ECE 613 - Image Processing and Visual Communications
Professor Zhou Wang
Office: E5-5113, telephone extension 35301
Lectures: Fridays 8:30am-11:20am, room EIT-3151 Office hours: To be determined.
This course covers the fundamental concepts and methods, as well as state-of-the-art theories and technologies, in the field of image processing and visual communications. Topics include fundamental digital image and video processing methods; image analysis and understanding; statistical and perceptual image modeling and processing; and compression, streaming, robustness, scalability and security issues in visual communications.
- Digital image and video processing
Intensity transformations for image enhancement; spatial domain linear filtering; frequency domain linear filtering; nonlinear image filtering; image sampling and interpolation; motion and digital video processing.
- Image analysis and understanding
Edge detection; image segmentation; energy preserving and energy compaction; principle component analysis and independent component analysis; sparse representations; wavelet and multiresolution image analysis; non-linear image analysis.
- Statistical and perceptual image modeling and processing
Spatial domain image statistics; Fourier domain statistical image models; wavelet domain statistical image models; Markov random field models; computational models of the human visual system; perceptual image quality assessment and processing.
- Visual communications: compression, streaming, robustness, scalability and security
Video compression and standards; video streaming; error resilience coding and error concealment for robust visual communications; multiple descriptive coding; scalable image and video coding and communications; security issues in multimedia communications; image and video watermarking and data hiding.
Textbooks and References
No required textbook.
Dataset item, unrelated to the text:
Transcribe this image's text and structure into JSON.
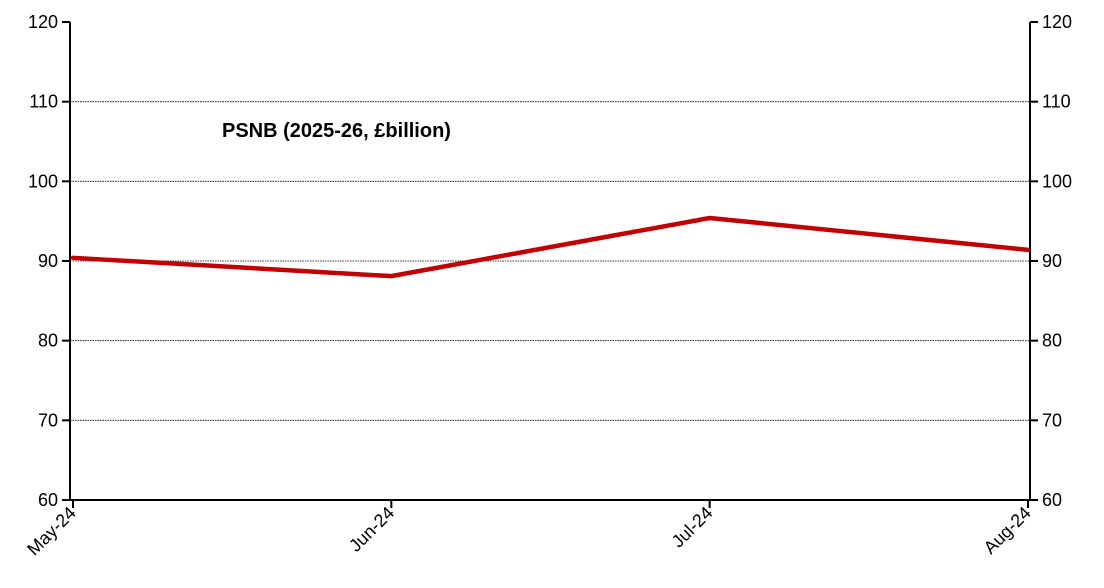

Electronic copies of lecture notes/slides will be provided. Additional reference books and materials include:
- Handbook of Image and Video Processing, Bovik Ed., 2nd Edition, Academic Press, 2005.
- Digital Image Processing, Gonzalez and Woods, 2nd Edition, 2001.
- Digital Image Processing with MATLAB, Gonzalez, Woods & Eddins, Prentice Hall, 2004.
- Digital Video Processing, Tekalp, Prentice-Hall, 1995.
- Digital Video Image Quality and Perceptual Coding, Wu & Rao Eds., CRC Press, 2005.
- Modern Image Quality Assessment, Wang & Bovik, Morgan & Claypool, 2006.
- Wang & Bovik, “Mean squared error: Love it or leave it? – A new look at signal fidelity measures”, IEEE Signal Processing Magazine, vol. 26, no. 1, pp. 98-177, Jan. 2009.
Every student will work on and present two self-selected projects:
- A review project that surveys and comments on a specific topic;
- A research project that attempts some new investigations in a specific direction.
The students can work on individual project (preferred) or form teams of 2 to 3 students for larger projects, but the tasks of each team member must be clearly defined, and each team member must submit individual project reports.